Insomma tutto ruota prevalentemente intorno alla questione che il cinema ha la capacità di produrre pensiero con mezzi diversi dalla parola. E proprio partendo dalle riflessioni teoriche di Jacques Aumont “L’immagine pensa, l’immagine non rinvia direttamente, e soprattutto non rinvia esclusivamente, a ciò di cui è immagine” e naturalmente del Gilles Deleuze di L’immagine-tempo e L’immagine-movimento “Il cervello è lo schermo. I concetti sono immagini. Sono immagini di pensiero. Non bisogna chiedersi “che cos’è il cinema?” ma “che cos’è la filosofia?” “, il libro di Bertetto intreccia i concetti creati dalla filosofia e i concetti creati dal cinema, riflette sulla relazione cinema-filosofia attraverso i concetti. La premessa necessaria è quella di considerare il cinema non come una forma espressiva/disciplina subalterna ma come un sistema spettacolare-narrativo capace di produrre concetti e rielaborare idee. E questa autonomia di pensiero del cinema mette in moto un doppio movimento dal cinema alla filosofia e dalla filosofia al cinema, individua dinamiche di scambio per cui ci si chiede quanto arriva al cinema dalla filosofia ma anche quanto il cinema porta alla filosofia. A differenza di altri volumi sull’argomento che spesso trasformano la stessa premessa teorica nel pretesto per elaborare altre teorie o per elucubrazioni intellettuali di vario tipo aggrovigliandosi in ipotesi e suggestioni complici le potenzialità speculative della filosofia stessa, il libro di Bertetto tra i tanti ha il pregio di tracciare un percorso chiaro e articolato, di esemplificare il rapporto stratificato e sfuggente tra le due discipline, di rendere comprensibile una materia complessa.

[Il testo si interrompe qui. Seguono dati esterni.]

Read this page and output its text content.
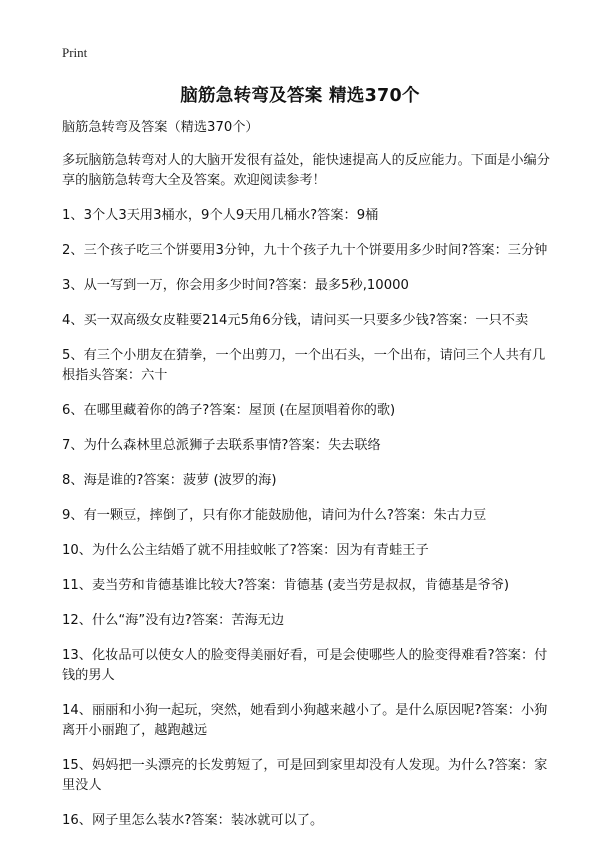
Print
脑筋急转弯及答案 精选370个
脑筋急转弯及答案（精选370个）
多玩脑筋急转弯对人的大脑开发很有益处，能快速提高人的反应能力。下面是小编分享的脑筋急转弯大全及答案。欢迎阅读参考！
1、3个人3天用3桶水，9个人9天用几桶水?答案：9桶
2、三个孩子吃三个饼要用3分钟，九十个孩子九十个饼要用多少时间?答案：三分钟
3、从一写到一万，你会用多少时间?答案：最多5秒,10000
4、买一双高级女皮鞋要214元5角6分钱，请问买一只要多少钱?答案：一只不卖
5、有三个小朋友在猜拳，一个出剪刀，一个出石头，一个出布，请问三个人共有几根指头答案：六十
6、在哪里藏着你的鸽子?答案：屋顶 (在屋顶唱着你的歌)
7、为什么森林里总派狮子去联系事情?答案：失去联络
8、海是谁的?答案：菠萝 (波罗的海)
9、有一颗豆，摔倒了，只有你才能鼓励他，请问为什么?答案：朱古力豆
10、为什么公主结婚了就不用挂蚊帐了?答案：因为有青蛙王子
11、麦当劳和肯德基谁比较大?答案：肯德基 (麦当劳是叔叔，肯德基是爷爷)
12、什么“海”没有边?答案：苦海无边
13、化妆品可以使女人的脸变得美丽好看，可是会使哪些人的脸变得难看?答案：付钱的男人
14、丽丽和小狗一起玩，突然，她看到小狗越来越小了。是什么原因呢?答案：小狗离开小丽跑了，越跑越远
15、妈妈把一头漂亮的长发剪短了，可是回到家里却没有人发现。为什么?答案：家里没人
16、网子里怎么装水?答案：装冰就可以了。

E allora la “microfilosofia” del titolo si riferisce appunto a una ricognizione del cinepensiero attraverso un percorso che isola alcuni autori, circoscrive alcuni film, individua alcuni modelli filosofici e cinematografici, cerca alcune interferenze evidenti e altre più nascoste. Nel primo capitolo Dal cinema al pensiero l’autore ipotizza (e documenta) rapporti immaginari tra Buñul, Dalí e Lacan, Fellini e Debord, Godard e Derrida, Wenders e Deleuze-Guattari. Nel secondo Dal pensiero al cinema affronta alcuni filosofi-chiave per il cinema come Nietzsche, Benjamin, Marx e ancora Deleuze. Nel terzo Il cinema e i concetti approfondisce il cinema in rapporto al divenire, al soggetto e all’altro. Nel quarto infine Personaggi concettuali Bertetto si sofferma sui personaggi concettuali “una sintesi tra immaginazione e intelletto, tra sensazione e logica, tra narrazione e concetto” analizzando alcune figure scolpite nell’immaginario protagoniste di film come Dr. Mabuse, M, Citizen Kane, Vertigo, Vivre sa vie, Professione: reporter . Lang, Hitchcock, Welles, Antonioni sono veicoli di concetti filosofici moderni e illuminanti ma anche Lynch, Tarantino, Bigelow sono per Bertetto “pensatori” tutt’altro che secondari.